Par Belinda Mathieu — 21 novembre 2016 à 19:01
Le contact humain est vital au même titre qu'un traitement.
Après la journée mondiale de l’AVC, Libération organise «Quand le corps s’éclipse», une journée de débats sur les liens entre maladie et société. Le philosophe Frédéric Worms analyse ici la notion de soin. Inscrivez-vous ici pour assister au Forum.
La maladie s'immisce t-elle de la même manière dans le corps et l'esprit ?
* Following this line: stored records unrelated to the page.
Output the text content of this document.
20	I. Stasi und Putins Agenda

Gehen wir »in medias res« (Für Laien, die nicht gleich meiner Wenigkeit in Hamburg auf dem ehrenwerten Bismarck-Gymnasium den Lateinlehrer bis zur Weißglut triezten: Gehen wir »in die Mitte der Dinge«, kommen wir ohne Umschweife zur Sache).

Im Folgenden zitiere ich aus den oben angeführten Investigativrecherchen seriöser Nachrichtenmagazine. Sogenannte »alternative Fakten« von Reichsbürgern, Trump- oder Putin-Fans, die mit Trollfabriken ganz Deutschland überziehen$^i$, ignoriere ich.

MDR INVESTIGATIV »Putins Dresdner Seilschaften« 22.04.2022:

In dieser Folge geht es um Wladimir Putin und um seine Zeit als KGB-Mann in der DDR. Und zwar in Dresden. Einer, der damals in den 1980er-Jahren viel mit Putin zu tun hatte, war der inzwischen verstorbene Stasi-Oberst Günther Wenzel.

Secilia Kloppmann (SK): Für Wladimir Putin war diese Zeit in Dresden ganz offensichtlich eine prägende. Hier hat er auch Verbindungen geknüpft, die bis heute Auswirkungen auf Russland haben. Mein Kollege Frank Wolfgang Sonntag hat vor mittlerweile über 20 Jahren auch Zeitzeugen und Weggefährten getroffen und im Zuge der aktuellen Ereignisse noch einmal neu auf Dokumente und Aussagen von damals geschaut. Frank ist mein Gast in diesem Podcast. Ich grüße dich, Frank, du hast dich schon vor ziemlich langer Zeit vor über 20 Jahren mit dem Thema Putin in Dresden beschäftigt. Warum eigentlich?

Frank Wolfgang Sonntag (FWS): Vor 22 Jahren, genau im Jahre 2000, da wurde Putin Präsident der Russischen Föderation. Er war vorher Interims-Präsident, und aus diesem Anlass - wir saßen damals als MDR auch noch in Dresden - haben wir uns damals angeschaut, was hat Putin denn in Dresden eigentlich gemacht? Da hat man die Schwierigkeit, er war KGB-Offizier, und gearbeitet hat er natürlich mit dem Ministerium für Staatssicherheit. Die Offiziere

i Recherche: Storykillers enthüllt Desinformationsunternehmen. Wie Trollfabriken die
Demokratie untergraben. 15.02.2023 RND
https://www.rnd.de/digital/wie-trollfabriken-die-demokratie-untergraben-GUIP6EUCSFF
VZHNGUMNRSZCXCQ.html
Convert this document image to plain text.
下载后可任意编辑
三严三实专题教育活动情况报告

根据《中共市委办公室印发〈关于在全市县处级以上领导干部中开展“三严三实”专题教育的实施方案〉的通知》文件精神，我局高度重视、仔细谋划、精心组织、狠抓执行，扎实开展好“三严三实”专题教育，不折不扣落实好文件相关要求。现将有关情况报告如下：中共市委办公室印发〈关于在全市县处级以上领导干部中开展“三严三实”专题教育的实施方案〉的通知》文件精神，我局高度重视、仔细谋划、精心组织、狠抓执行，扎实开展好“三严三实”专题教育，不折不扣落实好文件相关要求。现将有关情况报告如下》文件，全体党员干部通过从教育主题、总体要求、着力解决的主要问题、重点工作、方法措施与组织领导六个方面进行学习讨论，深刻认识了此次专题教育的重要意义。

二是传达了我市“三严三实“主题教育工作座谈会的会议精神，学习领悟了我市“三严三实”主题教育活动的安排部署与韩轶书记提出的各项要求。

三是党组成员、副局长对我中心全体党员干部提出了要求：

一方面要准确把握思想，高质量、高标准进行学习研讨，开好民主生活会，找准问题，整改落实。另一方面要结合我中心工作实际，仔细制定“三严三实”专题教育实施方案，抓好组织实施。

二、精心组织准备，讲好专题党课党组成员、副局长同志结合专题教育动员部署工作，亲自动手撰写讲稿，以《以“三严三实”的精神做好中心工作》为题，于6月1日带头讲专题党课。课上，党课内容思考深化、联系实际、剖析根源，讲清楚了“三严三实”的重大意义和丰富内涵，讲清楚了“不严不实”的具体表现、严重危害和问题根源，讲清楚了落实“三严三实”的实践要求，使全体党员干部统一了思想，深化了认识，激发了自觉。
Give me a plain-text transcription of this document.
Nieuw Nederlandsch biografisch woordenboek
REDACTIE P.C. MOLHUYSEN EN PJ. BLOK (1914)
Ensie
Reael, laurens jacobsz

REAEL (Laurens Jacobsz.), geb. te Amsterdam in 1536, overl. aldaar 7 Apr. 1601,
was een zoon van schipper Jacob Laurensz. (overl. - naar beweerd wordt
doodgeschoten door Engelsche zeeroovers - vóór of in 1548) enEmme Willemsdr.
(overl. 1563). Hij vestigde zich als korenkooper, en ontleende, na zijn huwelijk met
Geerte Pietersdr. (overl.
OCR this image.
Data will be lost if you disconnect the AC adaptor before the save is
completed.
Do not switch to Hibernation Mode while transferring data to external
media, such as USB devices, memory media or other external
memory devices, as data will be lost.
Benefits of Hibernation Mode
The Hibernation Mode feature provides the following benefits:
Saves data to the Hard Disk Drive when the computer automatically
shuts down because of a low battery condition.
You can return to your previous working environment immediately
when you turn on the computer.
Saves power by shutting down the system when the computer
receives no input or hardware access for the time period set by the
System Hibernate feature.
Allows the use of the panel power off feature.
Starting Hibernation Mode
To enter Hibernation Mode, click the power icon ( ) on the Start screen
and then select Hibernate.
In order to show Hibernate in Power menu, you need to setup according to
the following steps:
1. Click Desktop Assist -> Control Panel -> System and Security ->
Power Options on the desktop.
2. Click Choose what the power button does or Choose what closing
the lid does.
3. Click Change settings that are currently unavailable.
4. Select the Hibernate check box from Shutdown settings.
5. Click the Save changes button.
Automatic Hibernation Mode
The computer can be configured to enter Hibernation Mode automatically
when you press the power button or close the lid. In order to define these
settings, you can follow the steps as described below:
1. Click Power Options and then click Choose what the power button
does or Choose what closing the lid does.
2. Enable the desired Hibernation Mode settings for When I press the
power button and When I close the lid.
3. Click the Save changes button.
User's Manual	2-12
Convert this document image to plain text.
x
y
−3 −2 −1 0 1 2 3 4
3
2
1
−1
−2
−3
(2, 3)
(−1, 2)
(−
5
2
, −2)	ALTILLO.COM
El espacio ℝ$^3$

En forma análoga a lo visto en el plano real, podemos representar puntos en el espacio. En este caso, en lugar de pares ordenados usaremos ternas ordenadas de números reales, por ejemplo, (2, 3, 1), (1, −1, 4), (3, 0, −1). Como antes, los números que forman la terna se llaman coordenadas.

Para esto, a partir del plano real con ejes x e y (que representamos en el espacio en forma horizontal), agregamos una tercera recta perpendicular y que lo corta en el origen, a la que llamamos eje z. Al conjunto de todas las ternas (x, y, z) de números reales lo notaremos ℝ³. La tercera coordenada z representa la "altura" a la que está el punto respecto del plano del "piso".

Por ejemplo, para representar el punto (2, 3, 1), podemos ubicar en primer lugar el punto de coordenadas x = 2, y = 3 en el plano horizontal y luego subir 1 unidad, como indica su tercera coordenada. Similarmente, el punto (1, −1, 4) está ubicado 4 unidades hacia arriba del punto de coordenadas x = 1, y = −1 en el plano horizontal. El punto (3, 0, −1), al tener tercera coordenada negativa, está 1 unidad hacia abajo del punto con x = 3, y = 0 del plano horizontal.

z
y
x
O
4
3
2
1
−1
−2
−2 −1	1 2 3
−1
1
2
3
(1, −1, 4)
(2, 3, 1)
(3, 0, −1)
Il ne faut pas tomber dans un dualisme du corps et de l’esprit, mais plutôt distinguer deux dimensions de la vie psychique : la première est directement affectée par la maladie même quand elle n’est pas mentale, la deuxième est rationnelle, réflexive, capable de distance et de jugement. On ne peut pas non plus distinguer le corps et l’esprit de la personne sociale. Ces trois dimensions sont impliquées dans n’importe quelle maladie, du bobo à la maladie grave et ce même l’échéance ultime de la mort. Par exemple, si je me casse une jambe, mon corps est atteint, mais aussi mon esprit et ma capacité sociale. Et, dans la maladie mentale, il y a une dimension subjective qui n’est pas traitée par les médicaments. En fait il y a de l’objectif et du subjectif dans toutes les maladies. C’est pour cela que le soin n’est jamais seulement un secours objectif mais aussi un soutien psychique. Il faut prendre en compte la dimension réflexive car même ébranlé, l’esprit humain est capable d’autonomie et quand il ne l’est plus c’est un proche ou une « personne de confiance » qui la prend en charge. Même si la maladie affecte la vie psychique, le sujet veut continuer à être traité comme un citoyen. Prendre soin du sujet psychique c’est reconnaître sa faiblesse, prendre soin du sujet moral et politique, c’est reconnaître son autonomie.